A binary heap (generally referred as heap) is a rooted left-complete binary tree which has two properties

1)	heap property

2)	shape property


Wow. Now, that is a lot of jargon. Let's see what each word in the definition means.

What is a tree?

A tree is just a set of nodes connected by edges. Yikes !

Let's put this in a picture

What is a binary tree?

A binary tree is simply a tree with utmost 2 nodes.

What is a rooted binary tree?

A root is just a node which is specially qualified as root. For clarity, a root is generally drawn as the topmost node when graphically representing the datastructure.

What is a left-complete binary tree?

When all the levels of the binary tree has nodes except the last level, then it is a complete binary tree.

Even if the last one does not have all the nodes, then it should be filled in such a way that the left most nodes are filled before the right ones. ie.
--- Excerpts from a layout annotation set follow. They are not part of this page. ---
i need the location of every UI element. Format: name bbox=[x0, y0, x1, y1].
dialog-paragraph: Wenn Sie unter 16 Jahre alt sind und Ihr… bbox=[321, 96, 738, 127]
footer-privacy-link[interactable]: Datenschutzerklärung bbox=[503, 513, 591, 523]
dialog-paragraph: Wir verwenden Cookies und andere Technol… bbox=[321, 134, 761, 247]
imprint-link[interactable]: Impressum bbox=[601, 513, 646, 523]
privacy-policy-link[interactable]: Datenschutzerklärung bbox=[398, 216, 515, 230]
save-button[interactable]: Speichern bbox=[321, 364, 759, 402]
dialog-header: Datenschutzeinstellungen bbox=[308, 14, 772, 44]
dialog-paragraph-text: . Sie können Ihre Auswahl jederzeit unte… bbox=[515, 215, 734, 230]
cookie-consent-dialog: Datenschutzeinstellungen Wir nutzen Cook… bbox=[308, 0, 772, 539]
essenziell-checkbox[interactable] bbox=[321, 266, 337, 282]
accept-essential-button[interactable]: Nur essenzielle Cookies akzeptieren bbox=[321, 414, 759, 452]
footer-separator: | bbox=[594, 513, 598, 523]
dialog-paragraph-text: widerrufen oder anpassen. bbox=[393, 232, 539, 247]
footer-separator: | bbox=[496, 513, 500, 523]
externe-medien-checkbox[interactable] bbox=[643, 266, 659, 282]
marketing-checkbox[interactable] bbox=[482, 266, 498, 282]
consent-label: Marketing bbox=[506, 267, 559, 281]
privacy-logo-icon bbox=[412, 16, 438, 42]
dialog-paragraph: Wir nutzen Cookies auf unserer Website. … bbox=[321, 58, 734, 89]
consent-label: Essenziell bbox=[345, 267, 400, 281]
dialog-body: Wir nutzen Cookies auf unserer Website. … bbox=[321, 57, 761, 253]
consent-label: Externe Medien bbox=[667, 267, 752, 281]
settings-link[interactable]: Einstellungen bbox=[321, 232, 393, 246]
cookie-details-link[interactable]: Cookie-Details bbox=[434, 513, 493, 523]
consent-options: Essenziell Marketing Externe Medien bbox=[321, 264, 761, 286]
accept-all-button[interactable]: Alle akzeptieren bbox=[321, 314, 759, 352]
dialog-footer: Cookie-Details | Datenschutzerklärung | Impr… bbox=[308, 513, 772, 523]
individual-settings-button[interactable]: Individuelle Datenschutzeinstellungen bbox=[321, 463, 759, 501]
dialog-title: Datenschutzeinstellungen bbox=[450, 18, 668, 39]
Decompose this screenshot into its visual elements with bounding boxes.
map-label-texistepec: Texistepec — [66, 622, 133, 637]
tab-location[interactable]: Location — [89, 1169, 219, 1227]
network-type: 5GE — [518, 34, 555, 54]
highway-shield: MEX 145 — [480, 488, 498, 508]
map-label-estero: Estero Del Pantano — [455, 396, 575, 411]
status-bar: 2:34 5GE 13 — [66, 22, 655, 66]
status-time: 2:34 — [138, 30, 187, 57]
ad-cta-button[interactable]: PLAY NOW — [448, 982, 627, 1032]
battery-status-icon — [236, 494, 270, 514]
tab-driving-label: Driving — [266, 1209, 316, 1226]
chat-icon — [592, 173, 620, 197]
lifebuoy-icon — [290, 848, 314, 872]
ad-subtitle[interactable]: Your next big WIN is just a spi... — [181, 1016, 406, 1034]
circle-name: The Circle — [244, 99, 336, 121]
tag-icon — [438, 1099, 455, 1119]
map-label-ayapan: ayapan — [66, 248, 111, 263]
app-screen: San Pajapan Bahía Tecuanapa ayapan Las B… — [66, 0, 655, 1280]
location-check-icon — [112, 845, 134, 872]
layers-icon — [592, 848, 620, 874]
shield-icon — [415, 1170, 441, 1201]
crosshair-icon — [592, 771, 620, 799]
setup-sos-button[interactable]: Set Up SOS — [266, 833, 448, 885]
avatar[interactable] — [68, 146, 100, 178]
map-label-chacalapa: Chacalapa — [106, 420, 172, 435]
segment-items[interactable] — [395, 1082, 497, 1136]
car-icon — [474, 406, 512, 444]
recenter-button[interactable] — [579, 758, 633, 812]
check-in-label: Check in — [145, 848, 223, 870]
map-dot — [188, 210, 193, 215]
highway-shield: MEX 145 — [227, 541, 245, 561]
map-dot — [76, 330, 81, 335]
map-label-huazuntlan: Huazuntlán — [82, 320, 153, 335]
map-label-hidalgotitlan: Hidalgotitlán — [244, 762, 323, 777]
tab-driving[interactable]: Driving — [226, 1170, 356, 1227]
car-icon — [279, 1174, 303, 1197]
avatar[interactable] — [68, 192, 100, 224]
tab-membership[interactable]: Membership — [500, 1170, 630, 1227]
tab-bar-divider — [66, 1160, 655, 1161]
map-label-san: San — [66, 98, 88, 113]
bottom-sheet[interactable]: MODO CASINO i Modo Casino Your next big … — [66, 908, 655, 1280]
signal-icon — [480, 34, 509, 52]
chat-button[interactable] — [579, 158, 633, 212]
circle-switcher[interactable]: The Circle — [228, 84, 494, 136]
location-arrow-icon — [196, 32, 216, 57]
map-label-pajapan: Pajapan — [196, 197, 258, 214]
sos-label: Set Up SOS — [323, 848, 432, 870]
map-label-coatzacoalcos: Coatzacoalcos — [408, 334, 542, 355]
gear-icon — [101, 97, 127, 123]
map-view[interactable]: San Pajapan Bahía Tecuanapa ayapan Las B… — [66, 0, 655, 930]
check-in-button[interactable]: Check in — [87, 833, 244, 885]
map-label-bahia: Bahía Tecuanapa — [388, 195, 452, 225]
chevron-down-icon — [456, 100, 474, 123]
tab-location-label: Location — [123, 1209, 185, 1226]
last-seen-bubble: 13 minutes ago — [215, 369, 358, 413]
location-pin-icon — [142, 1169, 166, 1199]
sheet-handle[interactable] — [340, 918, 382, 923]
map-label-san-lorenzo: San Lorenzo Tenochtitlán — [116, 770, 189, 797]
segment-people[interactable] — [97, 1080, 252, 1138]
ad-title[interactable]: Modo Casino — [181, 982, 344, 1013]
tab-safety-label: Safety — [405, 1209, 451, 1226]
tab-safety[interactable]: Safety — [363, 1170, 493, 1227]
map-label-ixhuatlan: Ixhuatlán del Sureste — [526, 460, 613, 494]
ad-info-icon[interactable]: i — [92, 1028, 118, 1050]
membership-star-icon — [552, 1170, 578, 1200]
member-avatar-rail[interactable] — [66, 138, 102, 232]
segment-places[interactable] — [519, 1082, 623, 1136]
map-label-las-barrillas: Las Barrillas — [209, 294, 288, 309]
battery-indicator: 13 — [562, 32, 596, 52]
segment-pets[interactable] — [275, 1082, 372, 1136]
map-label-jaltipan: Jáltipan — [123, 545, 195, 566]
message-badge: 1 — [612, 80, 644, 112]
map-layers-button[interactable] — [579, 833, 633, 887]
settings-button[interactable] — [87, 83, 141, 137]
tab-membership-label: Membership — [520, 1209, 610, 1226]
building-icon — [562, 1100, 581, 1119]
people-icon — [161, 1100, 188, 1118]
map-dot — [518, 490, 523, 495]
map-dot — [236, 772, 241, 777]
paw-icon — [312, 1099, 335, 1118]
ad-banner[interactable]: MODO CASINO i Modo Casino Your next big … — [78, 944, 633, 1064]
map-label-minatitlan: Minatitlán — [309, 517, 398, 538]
There should not be any gaps in the middle. Now, that makes a left-complete binary tree

A legal heap

Now that clears up "A binary heap (generally referred as heap) is a rooted complete binary tree".

Let's see what heap and the shape properties mean.

Shape-property :

Well, I cheated. The shape property of a heap simply says that the heap must be a left-complete binary tree. So, dangling nodes can appear only on the left-side. No gaps in between.

Heap property :

The children/child of each node should be lesser than the node itself (in case of max heap)

The children/child of each node should be greater than the node itself (in case of min heap)

Representing Heap in an array :

The easiest and the general way of representing a heap is using an array. You'll see how the complete/shape property of the heap makes it easier to represent in an array.

Just read the tree left to right (level-order traversal, if you like it that way)

Calculating location of children and parent in array :

The root is the first item of the array

Indices of Children can be calculated, known a parent index, using the simple calculation :

Child 1 = 2i +1
Child 2 = 2i +2

where i is the index of the parent


Again, the index of the parent can be calculated by reversing the formula

Index of parent given a child index is

Parent = i/2  (round the result to the lower bound)


So, considering the image above, the children of 5 at index 2 are items located in indices 5 and 6 which are 2 and 3

Fun facts :

1) A sorted array is a min heap

2) Unlike a Stack, a JVM heap has nothing to do with the heap data structure. Though rumor has it that the usage of name "heap" for its memory area comes from one of the early languages using Heap datastructure to store objects in memory at runtime.

1 million nodes = 20 levels :

Since Heap is a complete binary tree (remember : no spaces in between), the maximum number of levels is easy to calculate.

First level 	=	1

Second level 	=	2 	=	2^1

Third level 	=	4 	= 	2^2

Fourth level 	= 	8	=	2^3


...

eg. until 4th level, there are 15 nodes.

or

total number of nodes until 4th level = 2^4 -1.


In other words, the height of the heap = log base 2 (n) (round to the upper bound)

Applications of Heaps:

A heap could be used to implement a priority queue, which is a queue that orders entities not a on first-come first-serve basis, but on a priority basis. So, since the heap has the minimum or the maximum key at the top, the next "priority" item is at the top with a removal time of 0(1).

Also, Heaps are used in the Heap Sorting algorithm which has the worst case performance of 0 (n log n). No wonder Heap sort is the preferred sorting algorithm for all the mission critical applications.